New wells usually produce more oil at the outset, and the rate at which oil flows thereafter is called the decline rate. The Permian’s decline rates are rising faster than expected. Take, for example, Wolfcamp – one of the drilling areas within the Permian Basin. When drilling in the Permian got underway in 2013, observers expected decline rates of 5-10 percent; but Wolfcamp’s rate is now closer to 15 percent annually. Shale companies will need to drill more wells just to keep producing the same volume of oil. If Eagle Ford, Bakken and Permian production all stagnate or decline, that could constrain the amount of oil the U.S. is able to produce in the long run.
That’s assuming no new reserves are discovered. But, in fact, new reserves are discovered often – even in the Permian itself. In December, the U.S. Department of the Interior reported that the Permian’s Wolfcamp and Bone Spring Formations contain the most oil and gas resources of any location ever assessed. Still, that was not an assessment of proven reserves – those that can be recovered using existing technology – but rather of undiscovered reserves – defined by the department as “resources postulated, on the basis of geologic knowledge and theory, to exist outside of known fields of accumulations” – and technically recoverable reserves – defined as “resources producible using currently available technology and industry practices.” For now, companies are poised to continue producing enough to fuel growth in U.S. oil production. But if Permian production stagnates, they may well have to keep finding more reserves – and ways to extract them – to make it last.
What’s Ahead for Shale
The cycle of the oil industry goes on. Demand for oil may decline as countries shift toward fuel-efficient and electric vehicles.

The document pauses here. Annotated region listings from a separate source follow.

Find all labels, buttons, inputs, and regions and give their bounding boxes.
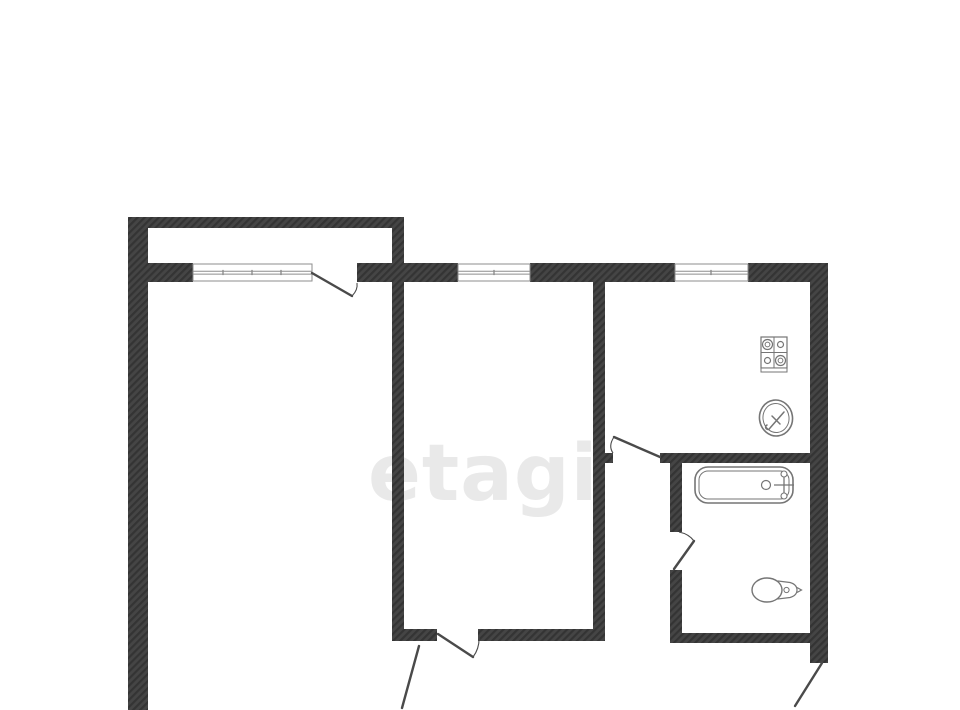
kitchen-door-leaf: [614, 437, 660, 457]
wall-bathroom-left-lower: [670, 570, 682, 643]
balcony-door: [312, 273, 357, 296]
entrance-door-leaf-leaf: [795, 663, 822, 706]
wall-kitchen-door-stub: [593, 453, 613, 463]
wall-exterior-left: [128, 217, 148, 710]
living-room-door-leaf-leaf: [402, 646, 419, 708]
wall-exterior-right: [810, 263, 828, 663]
wall-bathroom-left-upper: [670, 463, 682, 532]
wall-facade-balcony-door-to-room-window: [357, 263, 458, 282]
wall-living-room-divider: [392, 217, 404, 640]
bathroom-door: [674, 532, 694, 569]
entrance-door-leaf: [795, 663, 822, 706]
bathtub-faucet-knob: [781, 493, 787, 499]
kitchen-sink-icon: [757, 398, 795, 438]
toilet-bowl: [752, 578, 782, 602]
floorplan-svg: etagi: [0, 0, 960, 710]
wall-middle-room-bottom-left: [392, 629, 437, 641]
wall-facade-left-of-balcony-window: [148, 263, 193, 282]
wall-facade-room-window-to-kitchen-window: [530, 263, 675, 282]
kitchen-door-swing-arc: [611, 437, 614, 453]
middle-room-door: [438, 634, 479, 657]
wall-bathroom-top: [660, 453, 810, 463]
middle-room-door-leaf: [438, 634, 473, 657]
wall-middle-room-bottom-right: [478, 629, 605, 641]
toilet-icon: [752, 578, 802, 602]
wall-bathroom-bottom: [670, 633, 810, 643]
middle-room-window: [458, 264, 530, 281]
balcony-door-leaf: [312, 273, 352, 296]
balcony-door-swing-arc: [352, 283, 357, 296]
wall-balcony-front: [128, 217, 404, 228]
bathroom-door-swing-arc: [679, 532, 694, 541]
living-room-door-leaf: [402, 646, 419, 708]
floorplan-image: etagi: [0, 0, 960, 710]
bathtub-icon: [695, 467, 794, 503]
bathtub-faucet-knob: [781, 471, 787, 477]
bathroom-door-leaf: [674, 541, 694, 569]
toilet-valve: [797, 588, 802, 593]
stove-icon: [761, 337, 787, 372]
kitchen-window: [675, 264, 748, 281]
fixtures-layer: [695, 337, 802, 602]
kitchen-door: [611, 437, 660, 457]
balcony-window: [193, 264, 312, 281]
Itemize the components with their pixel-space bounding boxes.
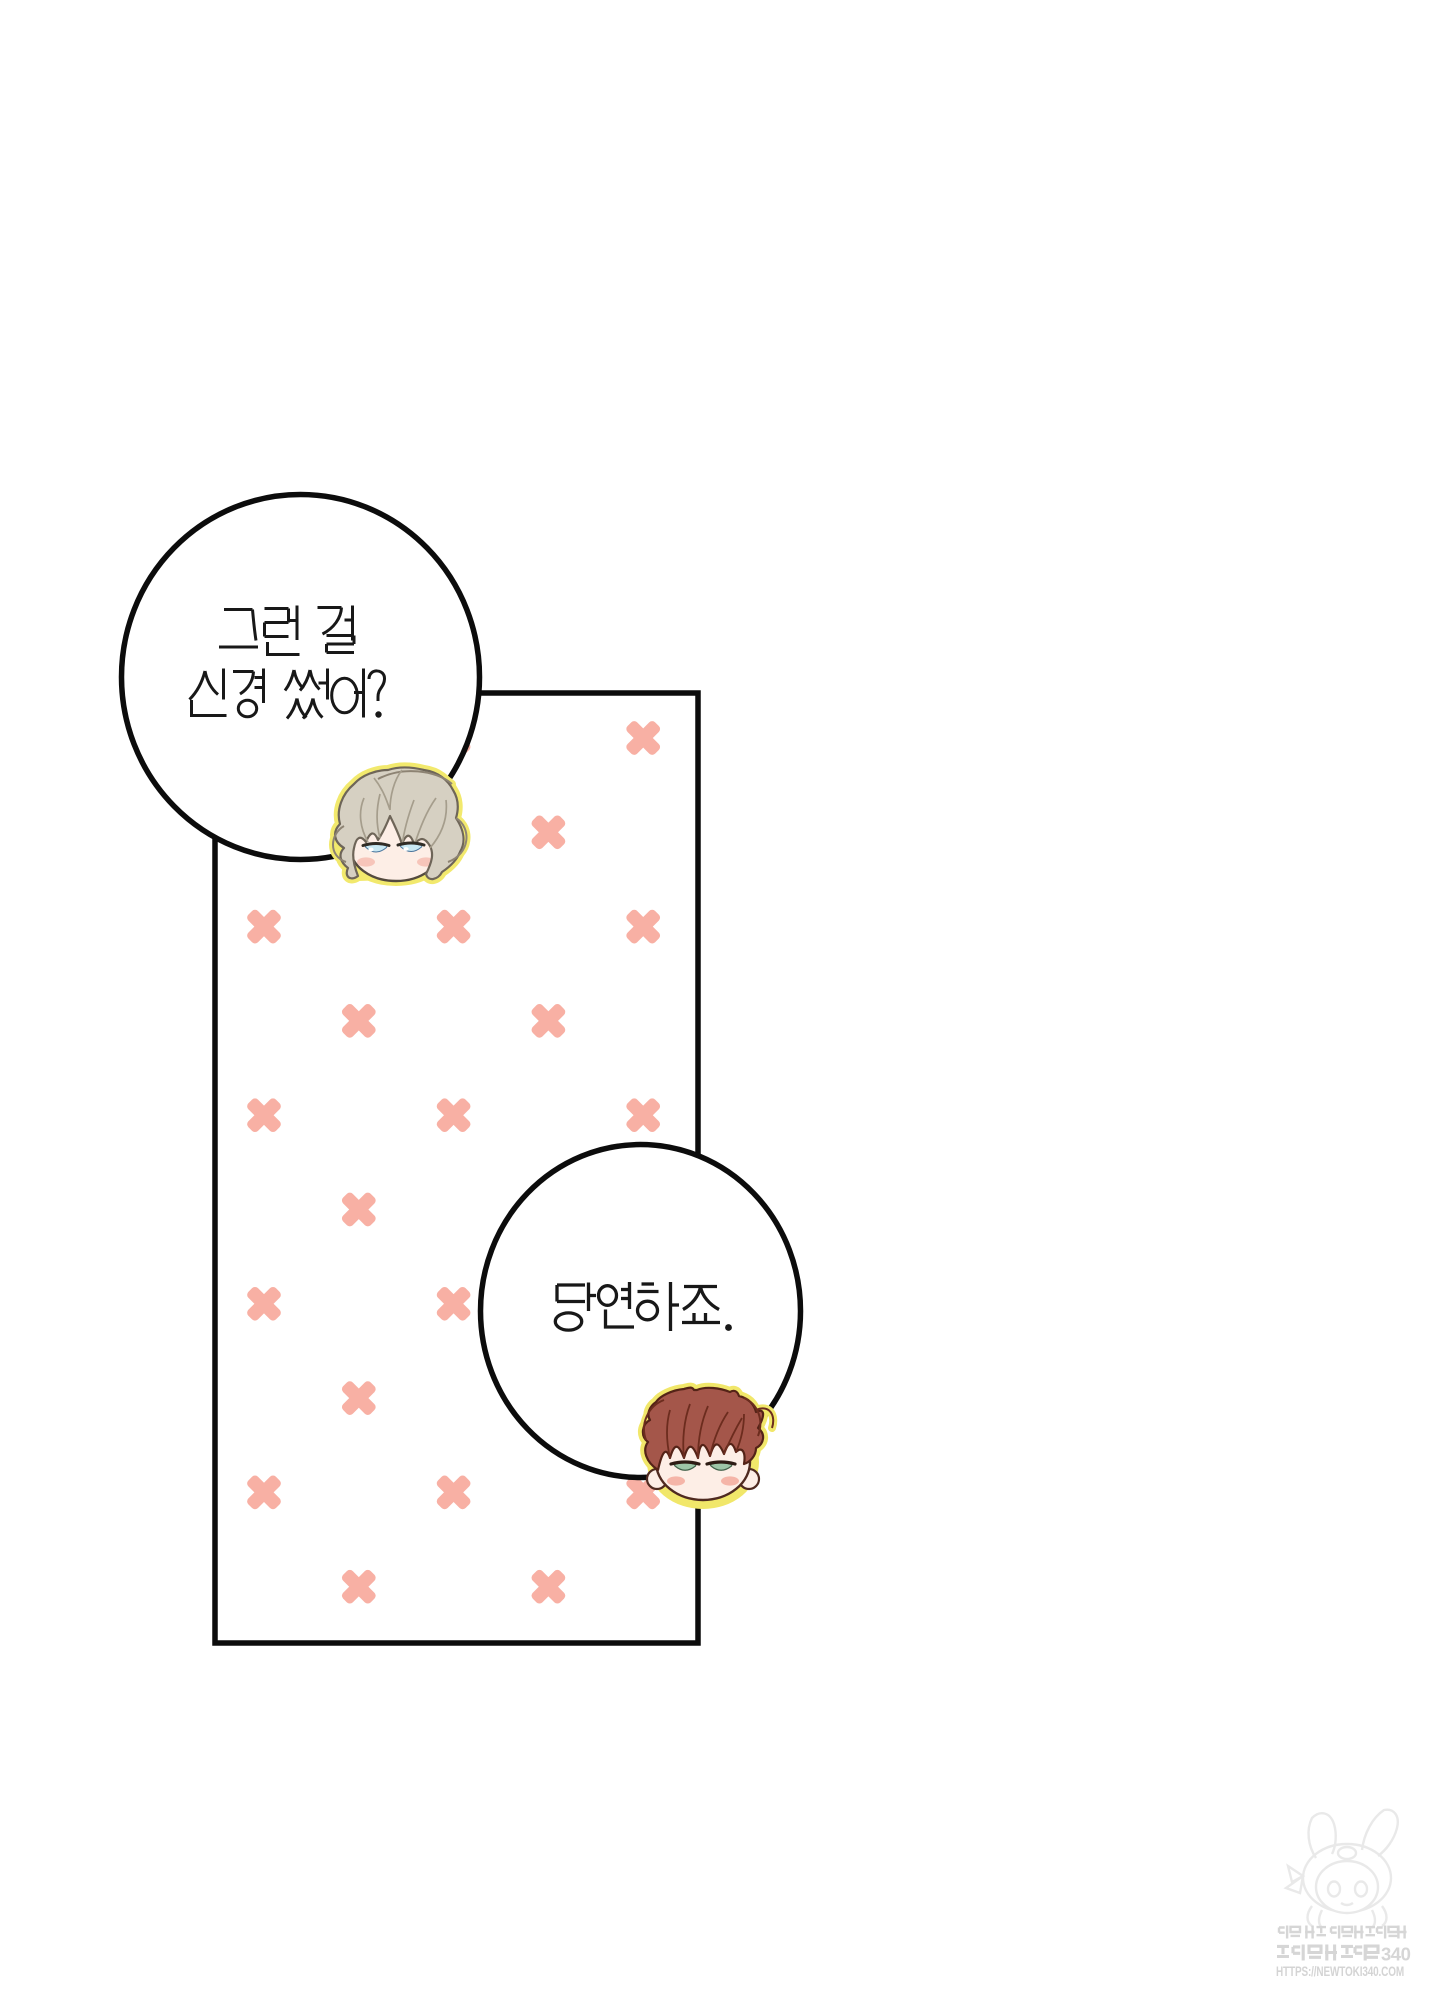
svg-text:340: 340 [1381, 1944, 1411, 1965]
svg-text:HTTPS://NEWTOKI340.COM: HTTPS://NEWTOKI340.COM [1276, 1964, 1404, 1979]
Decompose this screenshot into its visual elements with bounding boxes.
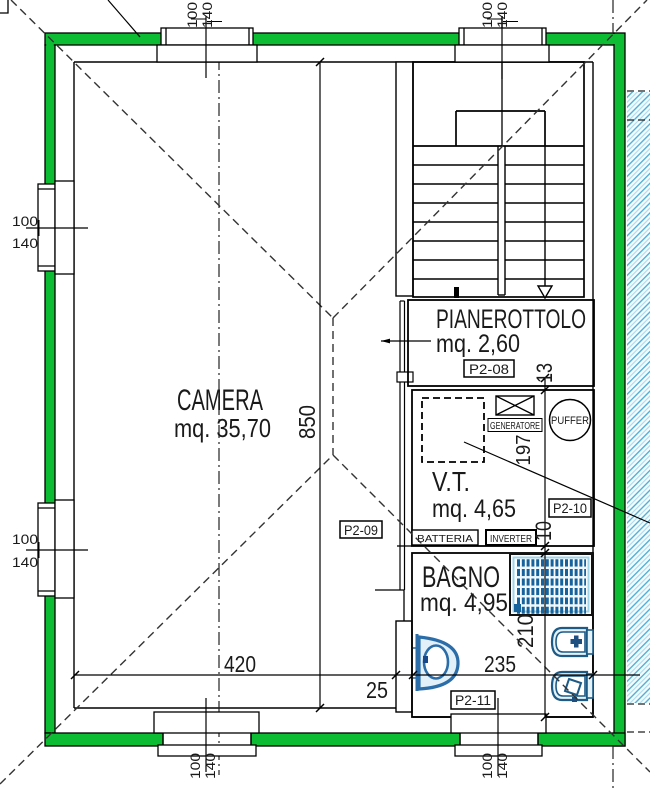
svg-text:235: 235 — [484, 651, 516, 677]
svg-text:P2-10: P2-10 — [553, 500, 587, 516]
svg-text:140: 140 — [199, 2, 215, 28]
svg-text:100: 100 — [479, 2, 495, 28]
svg-text:BATTERIA: BATTERIA — [417, 533, 473, 545]
svg-text:INVERTER: INVERTER — [490, 533, 532, 545]
svg-text:140: 140 — [494, 753, 510, 779]
svg-text:140: 140 — [494, 2, 510, 28]
svg-text:100: 100 — [184, 2, 200, 28]
svg-text:PUFFER: PUFFER — [551, 415, 589, 427]
svg-text:P2-08: P2-08 — [469, 361, 509, 377]
svg-text:100: 100 — [12, 531, 38, 547]
svg-text:197: 197 — [513, 435, 535, 466]
svg-text:10: 10 — [531, 521, 556, 541]
svg-text:mq. 2,60: mq. 2,60 — [436, 330, 520, 358]
svg-text:100: 100 — [187, 753, 203, 779]
svg-text:P2-11: P2-11 — [455, 692, 491, 708]
svg-text:mq. 4,95: mq. 4,95 — [420, 589, 508, 617]
svg-text:140: 140 — [202, 753, 218, 779]
svg-text:mq. 35,70: mq. 35,70 — [174, 413, 271, 443]
svg-text:420: 420 — [224, 651, 256, 677]
svg-text:210: 210 — [513, 614, 538, 648]
svg-text:mq. 4,65: mq. 4,65 — [432, 495, 516, 523]
svg-text:140: 140 — [12, 554, 38, 570]
svg-text:V.T.: V.T. — [432, 466, 470, 497]
svg-text:100: 100 — [12, 213, 38, 229]
svg-text:P2-09: P2-09 — [344, 522, 378, 538]
svg-text:140: 140 — [12, 235, 38, 251]
svg-text:GENERATORE: GENERATORE — [490, 421, 540, 432]
svg-text:850: 850 — [294, 405, 320, 439]
svg-text:25: 25 — [366, 677, 388, 703]
svg-text:100: 100 — [479, 753, 495, 779]
svg-text:13: 13 — [532, 363, 557, 383]
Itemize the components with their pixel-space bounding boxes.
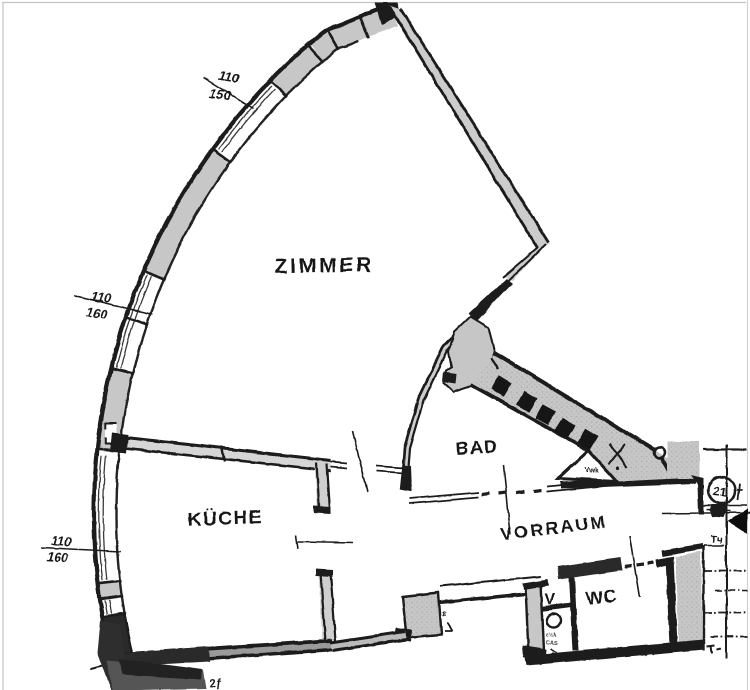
svg-text:KÜCHE: KÜCHE [187, 507, 263, 531]
svg-text:Tч: Tч [709, 533, 722, 545]
svg-text:Vwk: Vwk [584, 467, 598, 474]
svg-text:CAS: CAS [545, 640, 557, 646]
svg-text:160: 160 [84, 304, 108, 322]
svg-text:160: 160 [46, 548, 69, 565]
svg-text:110: 110 [50, 532, 72, 548]
svg-text:21: 21 [711, 483, 727, 500]
svg-text:BAD: BAD [455, 436, 499, 458]
svg-text:110: 110 [89, 288, 112, 306]
svg-text:2ƒ: 2ƒ [209, 677, 222, 690]
svg-text:ε: ε [442, 608, 447, 618]
svg-text:WC: WC [584, 585, 617, 608]
svg-text:ε½ƛ: ε½ƛ [545, 631, 556, 638]
svg-text:V: V [544, 591, 555, 608]
svg-text:ZIMMER: ZIMMER [274, 253, 374, 278]
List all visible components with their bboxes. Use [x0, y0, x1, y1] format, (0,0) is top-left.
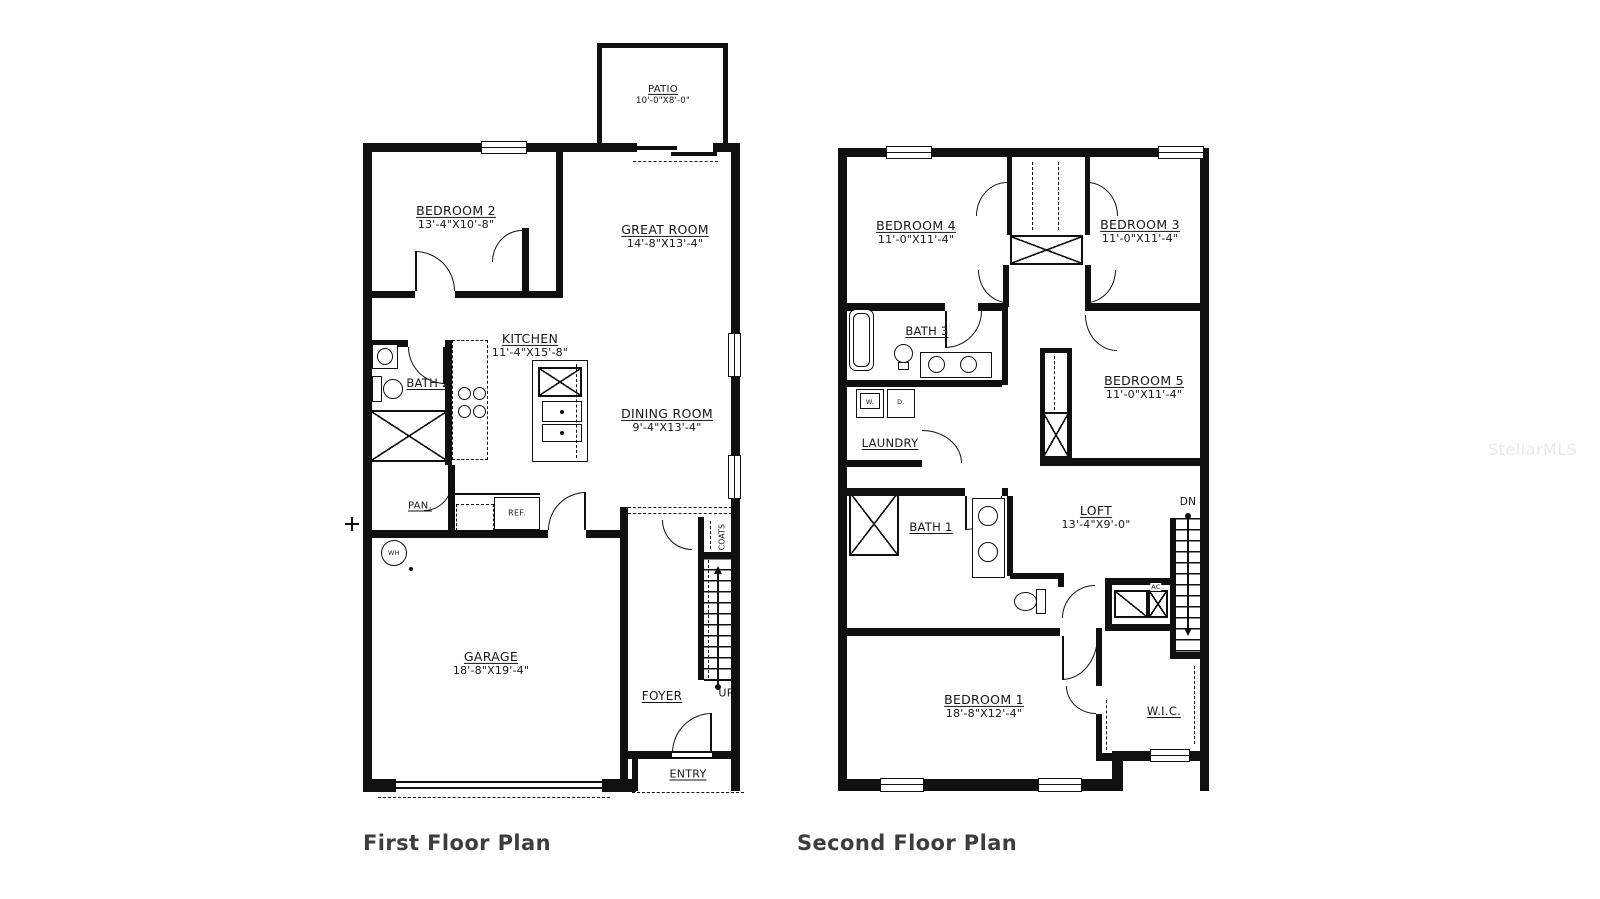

But demand for petrochemicals (chemical products for which oil is an input) will continue to grow as more people in the world’s most populous countries – namely, India and China – move into the middle class. The growing demand for oil will drive prices up, enabling shale drillers to increase production and, therefore, producers to rely less on debt – and even to start paying dividends.
It’s no surprise, then, that countries that rely heavily on the oil industry are having to rethink the underpinnings of their economies. (Saudi Arabia, for example, is working to reconfigure its economy to depend less on oil.) The U.S. could also become energy independent, which could have significant geopolitical implications.
The combination of hydraulic fracturing and horizontal drilling, which paved the way for the shale revolution in the U.S., is out of the box and can’t be put back in. The technology will continue to allow the U.S. to produce large quantities of oil for the foreseeable future. Shale isn’t going anywhere – and it will have a major influence over the global economics of oil for at least the next decade.